Das Geschlecht der Grafen Palma war in jener Zeit eines der besten in der römischen Aristokratie, das unermeßlichen Reichtum mit großer Kunstliebe und einer großzügigen Freude, das Leben schön zu verbringen, vereinte. Die Palma bewohnten einen großen und herrlichen Palast in der Stadt; alle Merkwürdigkeiten fremder Länder, die gerade damals von den Seefahrern heimgebracht wurden, alle Schätze alter und neuer Kunst waren in diesem im edelsten Ebenmaße gebauten Palast versammelt, in welchem alle hervorragenden Männer Roms gern und in wahrhaft festlicher Weise verkehrten; denn der alte Graf Palma war ein echter Aristokrat, der in seinen jungen Jahren sich sogar einen gewissen Ruhm als Dichter erworben hatte, durch Gedichte freilich, die mehr einen wohlgebildeten Geist als wahrhaftes Künstlertum bezeugten. Immerhin hatte diese tätige Beschäftigung mit der Poesie sein reges Gefühl für die Künste wach erhalten, so daß der noch ganz jugendlich empfindende Graf ein wahrer Freund der Künstler und ihr Schirmherr blieb und als solcher auch von ihnen warm verehrt wurde. Auf den Sohn war von dieser Kunstfreude nicht viel übergegangen, obgleich auch er die Kunst als Lebensschmückerin liebte und gern mit den freidenkenden Künstlern verkehrte, aber mehr aus Lust an Unterhaltung und witzigen Gesprächen, als aus wirklichem Bedürfnis; wohl aber auf die Tochter Francesca, den Stolz und die Freude des Hauses, die mit warmem Gefühl und schöner Stimme die Romanzen jener Tage sang und die mit seinem Geist mit den Dichtern über ihre Verse sprach, die sie als ihre Schutzgöttin besangen und feierten.
Als denn Riccardo in diesen Palast eintrat und durch die geschmückten Hallen, die eines Königs würdig waren, erregten Herzens dahinschritt, da war es ihm, als ob sein Rachegefühl vor dieser Pracht und diesem ungemeinen Reichtum schwankend würde, als wäre er mit seinem Hasse in eine Welt geraten, die, heiter und fürstlich, weit von jeder Not des Lebens entfernt läge, und eine schmerzliche Verwunderung ergriff ihn über sein schwankendes Gefühl.
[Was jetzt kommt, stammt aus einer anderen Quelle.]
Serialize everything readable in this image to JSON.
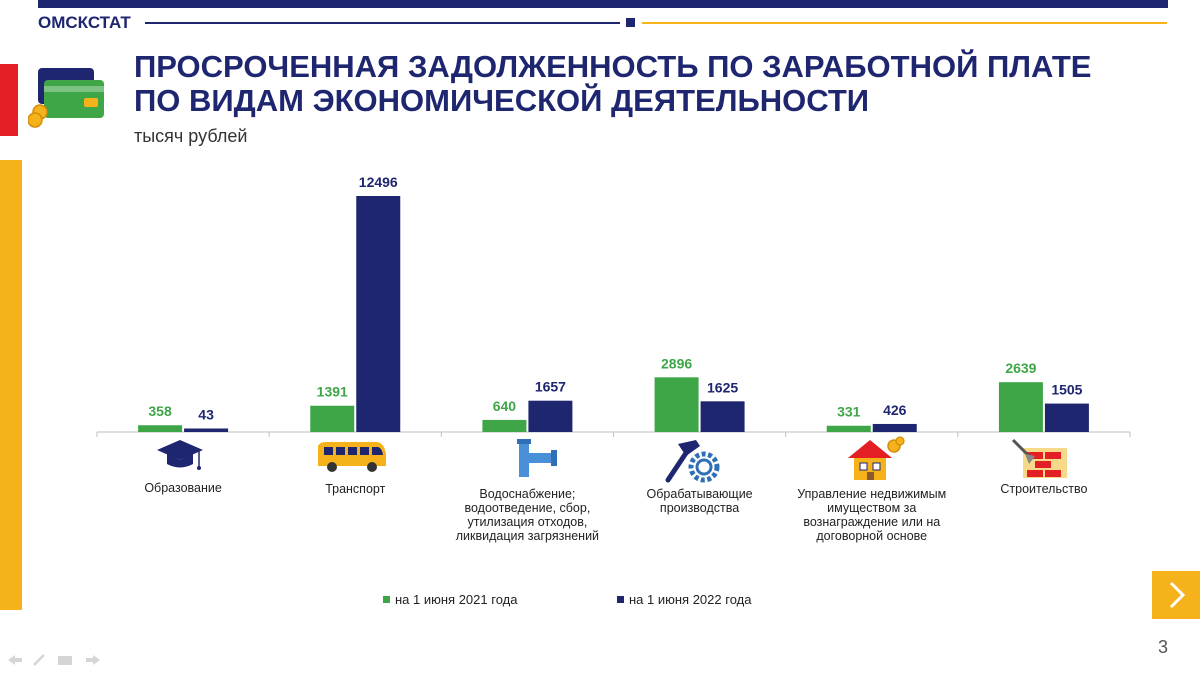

Er kam sich wie ein Bettler vor, der einem reichen Manne sein Elend klarlegen will und merkt, daß der sich nicht einmal eine Vorstellung davon machen kann, wie jämmerlich Menschen ihr Dasein fristen können. Dann aber stieg auch der Groll des Bettlers gegen den Reichen doppelt in ihm auf, sein Haß flammte um so glühender in die Höhe, er umfaßte den Griff seines Degens und fühlte eine brennende Befriedigung bei dem Gedanken, daß er, der Sohn eines verarmten Edelmannes, dieses verwöhnte Bürschchen seinem Überfluß entreißen und sich an diesem Buben rächen werde. Er sah im Geiste das ärmliche Haus seiner Mutter in dem unwirtlichen Tale bei Genua und sah die beiden zerstörten Frauen durch die öden Räume schleichen, seine entehrte Schwester, die dieser Lüstling wohl gar für beneidenswert hielt, weil er sie seiner Umarmung gewürdigt hatte! Und Riccardo umklammerte den Degenknauf, denn dieser Bube ging in diesem Hause, durch dieses Tor, diese Halle, diese Gänge, und wenn er ihm jetzt entgegentreten würde, das fühlte er, dann würde er ihn, ohne ein Wort zu sprechen, niederstoßen.